ANU climate change expert Professor Will Steffen has responded to Senator Steve Fielding’s climate sceptic claims with an open letter slamming the position advanced by Fielding in June after returning from a greenhouse denialist conference in the United States.

Fielding sought and obtained a meeting between Climate Minister Penny Wong, Chief Scientist Penny Sackett and Steffen to argue that the evidence for climate change was in dispute. Fielding attended the meeting with prominent climate sceptics such as Bob Carter and Stewart Franks, and claimed that evidence showed there was no global warming and carbon was not responsible for climate change.

Fielding subsequently asked that Steffen attend a presentation to senators with Carter, which Steffen has declined.

In a savage assault on the credibility of Carter and his fellow sceptics, Steffen tells Fielding:

… you state in your letter that ‘it is important that all Senators are given the opportunity to hear both sides of the debate…’ In terms of the relationship between carbon dioxide (and other greenhouse gases) and global warming, there is no debate in the climate change research community.
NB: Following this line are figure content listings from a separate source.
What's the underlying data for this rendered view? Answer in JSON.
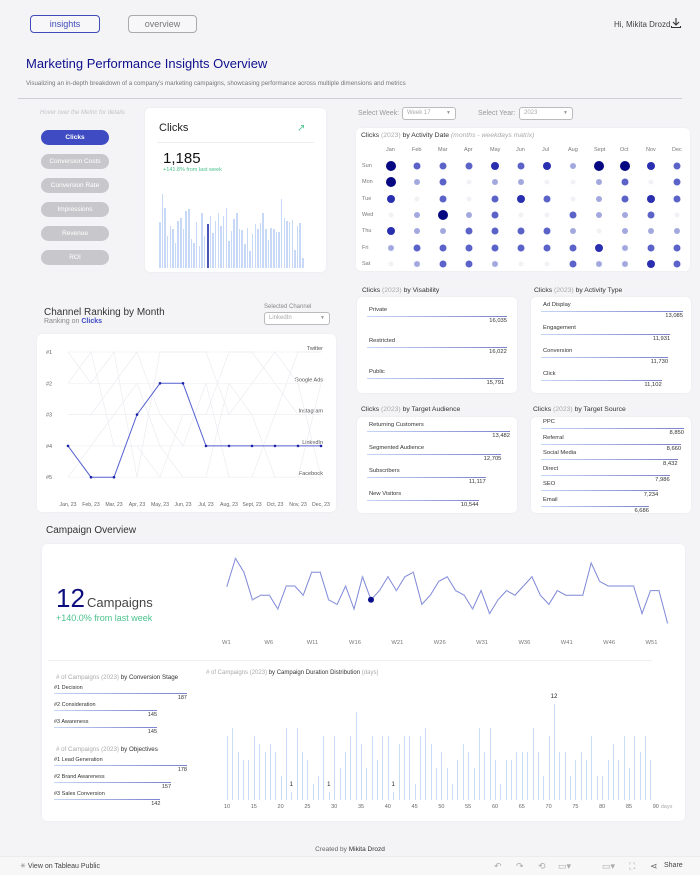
{
  "nav": {
    "tabs": [
      {
        "label": "insights",
        "active": true
      },
      {
        "label": "overview",
        "active": false
      }
    ],
    "greeting": "Hi, Mikita Drozd",
    "download_icon": "download-icon"
  },
  "header": {
    "title": "Marketing Performance Insights Overview",
    "subtitle": "Visualizing an in-depth breakdown of a company's marketing campaigns, showcasing performance across multiple dimensions and metrics"
  },
  "metrics": {
    "hint": "Hover over the Metric for details",
    "buttons": [
      "Clicks",
      "Conversion Costs",
      "Conversion Rate",
      "Impressions",
      "Revenue",
      "ROI"
    ],
    "selected": "Clicks"
  },
  "kpi": {
    "title": "Clicks",
    "value": "1,185",
    "delta": "+141.8% from last week",
    "trend_icon": "trend-up-icon",
    "bars": [
      55,
      88,
      72,
      38,
      50,
      46,
      30,
      56,
      60,
      46,
      68,
      70,
      34,
      30,
      55,
      26,
      66,
      38,
      52,
      62,
      42,
      56,
      66,
      50,
      62,
      72,
      32,
      44,
      58,
      66,
      46,
      45,
      28,
      48,
      20,
      40,
      52,
      46,
      54,
      66,
      46,
      33,
      48,
      46,
      43,
      43,
      82,
      60,
      56,
      55,
      57,
      22,
      50,
      53,
      12
    ],
    "highlight_index": 18
  },
  "filters": {
    "week_label": "Select Week:",
    "week_value": "Week 17",
    "year_label": "Select Year:",
    "year_value": "2023"
  },
  "matrix": {
    "title_metric": "Clicks",
    "title_year": "(2023)",
    "title_rest": "by Activity Date",
    "title_note": "(months - weekdays matrix)",
    "months": [
      "Jan",
      "Feb",
      "Mar",
      "Apr",
      "May",
      "Jun",
      "Jul",
      "Aug",
      "Sept",
      "Oct",
      "Nov",
      "Dec"
    ],
    "days": [
      "Sun",
      "Mon",
      "Tue",
      "Wed",
      "Thu",
      "Fri",
      "Sat"
    ],
    "levels": [
      [
        4,
        2,
        2,
        2,
        3,
        2,
        3,
        1,
        4,
        4,
        3,
        2
      ],
      [
        4,
        1,
        2,
        0,
        1,
        1,
        0,
        0,
        1,
        2,
        0,
        2
      ],
      [
        3,
        0,
        2,
        0,
        2,
        3,
        2,
        0,
        1,
        2,
        3,
        2
      ],
      [
        0,
        1,
        4,
        1,
        2,
        0,
        0,
        2,
        1,
        1,
        2,
        0
      ],
      [
        3,
        1,
        1,
        2,
        2,
        2,
        2,
        1,
        0,
        1,
        1,
        1
      ],
      [
        1,
        2,
        2,
        2,
        2,
        2,
        2,
        2,
        3,
        1,
        2,
        2
      ],
      [
        0,
        1,
        2,
        2,
        1,
        0,
        0,
        2,
        1,
        1,
        3,
        2
      ]
    ]
  },
  "ranking": {
    "title": "Channel Ranking by Month",
    "subtitle_prefix": "Ranking on",
    "subtitle_metric": "Clicks",
    "selected_label": "Selected Channel",
    "selected_value": "LinkedIn",
    "rank_labels": [
      "#1",
      "#2",
      "#3",
      "#4",
      "#5"
    ],
    "channels": [
      "Twitter",
      "Google Ads",
      "Instagram",
      "LinkedIn",
      "Facebook"
    ],
    "months": [
      "Jan, 23",
      "Feb, 23",
      "Mar, 23",
      "Apr, 23",
      "May, 23",
      "Jun, 23",
      "Jul, 23",
      "Aug, 23",
      "Sept, 23",
      "Oct, 23",
      "Nov, 23",
      "Dec, 23"
    ],
    "linkedin_ranks": [
      4,
      5,
      5,
      3,
      2,
      2,
      4,
      4,
      4,
      4,
      4,
      4
    ]
  },
  "visibility": {
    "title_metric": "Clicks",
    "title_year": "(2023)",
    "title_rest": "by Visability",
    "items": [
      {
        "label": "Private",
        "value": "16,035",
        "pct": 1.0
      },
      {
        "label": "Restricted",
        "value": "16,022",
        "pct": 0.999
      },
      {
        "label": "Public",
        "value": "15,791",
        "pct": 0.98
      }
    ]
  },
  "activity_type": {
    "title_metric": "Clicks",
    "title_year": "(2023)",
    "title_rest": "by Activity Type",
    "items": [
      {
        "label": "Ad Display",
        "value": "13,085",
        "pct": 1.0
      },
      {
        "label": "Engagement",
        "value": "11,931",
        "pct": 0.91
      },
      {
        "label": "Conversion",
        "value": "11,730",
        "pct": 0.895
      },
      {
        "label": "Click",
        "value": "11,102",
        "pct": 0.85
      }
    ]
  },
  "audience": {
    "title_metric": "Clicks",
    "title_year": "(2023)",
    "title_rest": "by Target Audience",
    "items": [
      {
        "label": "Returning Customers",
        "value": "13,482",
        "pct": 1.0
      },
      {
        "label": "Segmented Audience",
        "value": "12,705",
        "pct": 0.94
      },
      {
        "label": "Subscribers",
        "value": "11,117",
        "pct": 0.83
      },
      {
        "label": "New Visitors",
        "value": "10,544",
        "pct": 0.78
      }
    ]
  },
  "source": {
    "title_metric": "Clicks",
    "title_year": "(2023)",
    "title_rest": "by Target Source",
    "items": [
      {
        "label": "PPC",
        "value": "8,850",
        "pct": 1.0
      },
      {
        "label": "Referral",
        "value": "8,660",
        "pct": 0.98
      },
      {
        "label": "Social Media",
        "value": "8,432",
        "pct": 0.955
      },
      {
        "label": "Direct",
        "value": "7,986",
        "pct": 0.9
      },
      {
        "label": "SEO",
        "value": "7,234",
        "pct": 0.82
      },
      {
        "label": "Email",
        "value": "6,686",
        "pct": 0.755
      }
    ]
  },
  "campaigns": {
    "section_title": "Campaign Overview",
    "count": "12",
    "unit": "Campaigns",
    "delta": "+140.0% from last week",
    "week_labels": [
      "W1",
      "W6",
      "W11",
      "W16",
      "W21",
      "W26",
      "W31",
      "W36",
      "W41",
      "W46",
      "W51"
    ],
    "weekly": [
      10,
      16,
      13,
      7,
      8,
      8,
      5,
      10,
      10,
      8,
      13,
      13,
      7,
      6,
      10,
      5,
      12,
      7,
      9,
      12,
      9,
      12,
      13,
      6,
      8,
      11,
      12,
      9,
      8,
      5,
      9,
      4,
      7,
      9,
      8,
      10,
      12,
      8,
      6,
      9,
      8,
      8,
      8,
      15,
      11,
      10,
      10,
      10,
      10,
      4,
      9,
      9,
      2
    ],
    "highlight_week": 17
  },
  "conversion_stage": {
    "title_prefix": "# of Campaigns",
    "title_year": "(2023)",
    "title_rest": "by Conversion Stage",
    "items": [
      {
        "label": "#1 Decision",
        "value": "187",
        "pct": 1.0
      },
      {
        "label": "#2 Consideration",
        "value": "145",
        "pct": 0.775
      },
      {
        "label": "#3 Awareness",
        "value": "145",
        "pct": 0.775
      }
    ]
  },
  "objectives": {
    "title_prefix": "# of Campaigns",
    "title_year": "(2023)",
    "title_rest": "by Objectives",
    "items": [
      {
        "label": "#1 Lead Generation",
        "value": "178",
        "pct": 1.0
      },
      {
        "label": "#2 Brand Awareness",
        "value": "157",
        "pct": 0.88
      },
      {
        "label": "#3 Sales Conversion",
        "value": "142",
        "pct": 0.8
      }
    ]
  },
  "chart_data": [
    {
      "type": "bar",
      "title": "# of Campaigns (2023) by Campaign Duration Distribution (days)",
      "xlabel": "days",
      "x_ticks": [
        10,
        15,
        20,
        25,
        30,
        35,
        40,
        45,
        50,
        55,
        60,
        65,
        70,
        75,
        80,
        85,
        90
      ],
      "x": [
        10,
        11,
        12,
        13,
        14,
        15,
        16,
        17,
        18,
        19,
        20,
        21,
        22,
        23,
        24,
        25,
        26,
        27,
        28,
        29,
        30,
        31,
        32,
        33,
        34,
        35,
        36,
        37,
        38,
        39,
        40,
        41,
        42,
        43,
        44,
        45,
        46,
        47,
        48,
        49,
        50,
        51,
        52,
        53,
        54,
        55,
        56,
        57,
        58,
        59,
        60,
        61,
        62,
        63,
        64,
        65,
        66,
        67,
        68,
        69,
        70,
        71,
        72,
        73,
        74,
        75,
        76,
        77,
        78,
        79,
        80,
        81,
        82,
        83,
        84,
        85,
        86,
        87,
        88,
        89
      ],
      "values": [
        8,
        9,
        6,
        5,
        5,
        8,
        7,
        6,
        7,
        6,
        3,
        9,
        1,
        9,
        6,
        5,
        2,
        3,
        8,
        1,
        8,
        4,
        6,
        8,
        11,
        7,
        4,
        8,
        5,
        8,
        8,
        1,
        7,
        8,
        8,
        2,
        8,
        9,
        7,
        4,
        6,
        4,
        2,
        5,
        7,
        6,
        4,
        9,
        6,
        9,
        5,
        2,
        5,
        5,
        6,
        6,
        6,
        9,
        6,
        3,
        8,
        12,
        6,
        6,
        3,
        5,
        6,
        5,
        8,
        3,
        3,
        5,
        7,
        5,
        8,
        4,
        8,
        6,
        8,
        5
      ],
      "annotations": [
        {
          "x": 22,
          "label": "1"
        },
        {
          "x": 29,
          "label": "1"
        },
        {
          "x": 41,
          "label": "1"
        },
        {
          "x": 71,
          "label": "12"
        }
      ]
    },
    {
      "type": "line",
      "title": "Campaigns by Week",
      "x_ticks": [
        "W1",
        "W6",
        "W11",
        "W16",
        "W21",
        "W26",
        "W31",
        "W36",
        "W41",
        "W46",
        "W51"
      ]
    }
  ],
  "footer": {
    "credit_prefix": "Created by",
    "credit_name": "Mikita Drozd",
    "view_on": "View on Tableau Public",
    "share": "Share"
  }
}
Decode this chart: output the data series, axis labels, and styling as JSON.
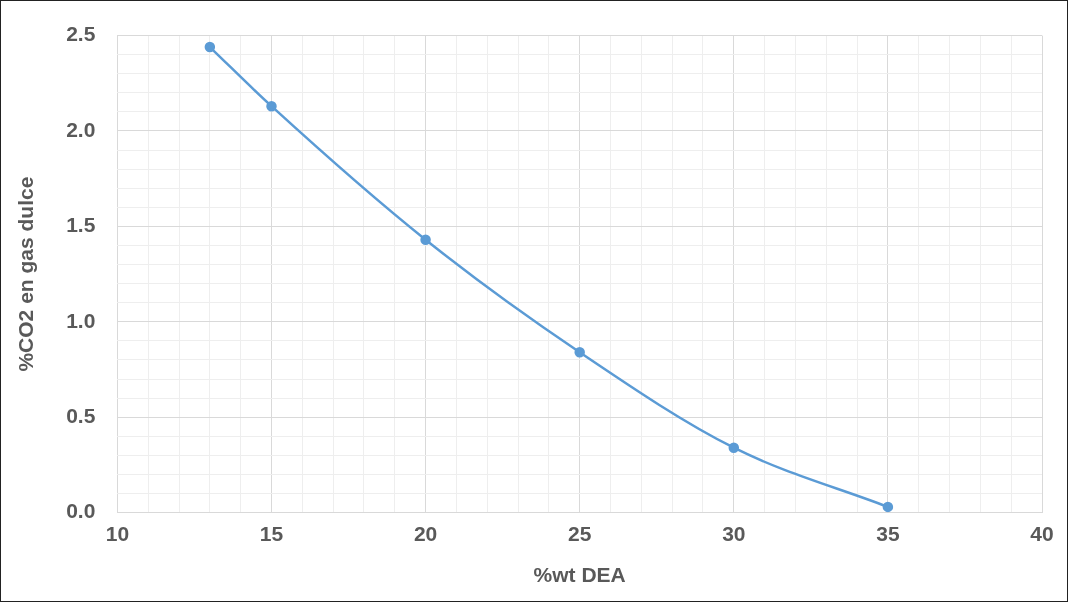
{
  "chart_data": {
    "type": "line",
    "xlabel": "%wt DEA",
    "ylabel": "%CO2 en gas dulce",
    "x": [
      13,
      15,
      20,
      25,
      30,
      35
    ],
    "series": [
      {
        "color": "#5b9bd5",
        "values": [
          2.44,
          2.13,
          1.43,
          0.84,
          0.34,
          0.03
        ]
      }
    ],
    "xlim": [
      10,
      40
    ],
    "xticks": [
      10,
      {
        "value": 11,
        "label": null
      },
      {
        "value": 12,
        "label": null
      },
      {
        "value": 13,
        "label": null
      },
      {
        "value": 14,
        "label": null
      },
      15,
      {
        "value": 16,
        "label": null
      },
      {
        "value": 17,
        "label": null
      },
      {
        "value": 18,
        "label": null
      },
      {
        "value": 19,
        "label": null
      },
      20,
      {
        "value": 21,
        "label": null
      },
      {
        "value": 22,
        "label": null
      },
      {
        "value": 23,
        "label": null
      },
      {
        "value": 24,
        "label": null
      },
      25,
      {
        "value": 26,
        "label": null
      },
      {
        "value": 27,
        "label": null
      },
      {
        "value": 28,
        "label": null
      },
      {
        "value": 29,
        "label": null
      },
      30,
      {
        "value": 31,
        "label": null
      },
      {
        "value": 32,
        "label": null
      },
      {
        "value": 33,
        "label": null
      },
      {
        "value": 34,
        "label": null
      },
      35,
      {
        "value": 36,
        "label": null
      },
      {
        "value": 37,
        "label": null
      },
      {
        "value": 38,
        "label": null
      },
      {
        "value": 39,
        "label": null
      },
      40
    ],
    "ylim": [
      0,
      2.5
    ],
    "yticks": [
      {
        "value": 0,
        "label": "0.0"
      },
      {
        "value": 0.1,
        "label": null
      },
      {
        "value": 0.2,
        "label": null
      },
      {
        "value": 0.3,
        "label": null
      },
      {
        "value": 0.4,
        "label": null
      },
      {
        "value": 0.5,
        "label": "0.5"
      },
      {
        "value": 0.6,
        "label": null
      },
      {
        "value": 0.7,
        "label": null
      },
      {
        "value": 0.8,
        "label": null
      },
      {
        "value": 0.9,
        "label": null
      },
      {
        "value": 1,
        "label": "1.0"
      },
      {
        "value": 1.1,
        "label": null
      },
      {
        "value": 1.2,
        "label": null
      },
      {
        "value": 1.3,
        "label": null
      },
      {
        "value": 1.4,
        "label": null
      },
      {
        "value": 1.5,
        "label": "1.5"
      },
      {
        "value": 1.6,
        "label": null
      },
      {
        "value": 1.7,
        "label": null
      },
      {
        "value": 1.8,
        "label": null
      },
      {
        "value": 1.9,
        "label": null
      },
      {
        "value": 2,
        "label": "2.0"
      },
      {
        "value": 2.1,
        "label": null
      },
      {
        "value": 2.2,
        "label": null
      },
      {
        "value": 2.3,
        "label": null
      },
      {
        "value": 2.4,
        "label": null
      },
      {
        "value": 2.5,
        "label": "2.5"
      }
    ],
    "grid": true,
    "legend": false,
    "marker": "circle",
    "line_style": "solid"
  }
}
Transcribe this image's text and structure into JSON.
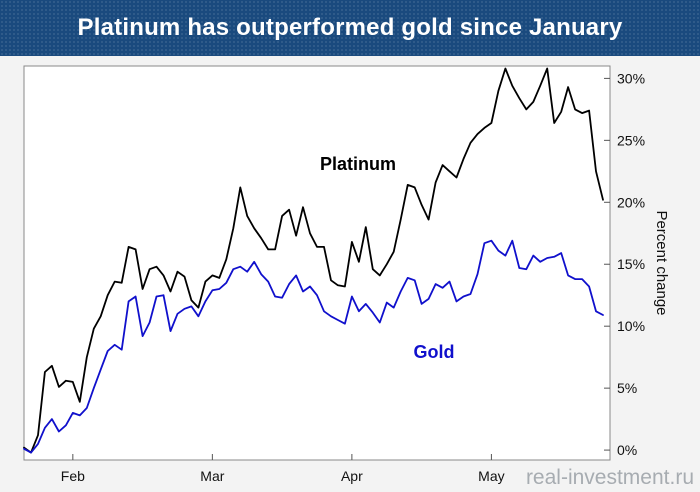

That the Earth’s surface is warming is unequivocal, and there is also strong agreement amongst the vast majority of climate change scientists that anthropogenic emissions of greenhouse gases… are the primary cause… The counter argument put forward by Professor Carter and his colleagues do not constitute the “other side of a scientific debate.” In fact, based on the written documentation that I have seen… these counter arguments do not constitute credible science. These documents demonstrate a serious misunderstanding of climate science and processes for assessing that science; they also contain violations of the fundamental principles of sound statistical analysis. In addition, there are numerous example of flawed logic, misleading and inaccurate statements, and confuse and inconsistent analyses. In my professional opinion and experience, science students at the ANU would be expected to much better than this.

Steffen points out that there is no peer-reviewed material that refutes the main findings of the Intergovernmental Panel on Climate Change, and invites Fielding to visit ANU to discuss climate change.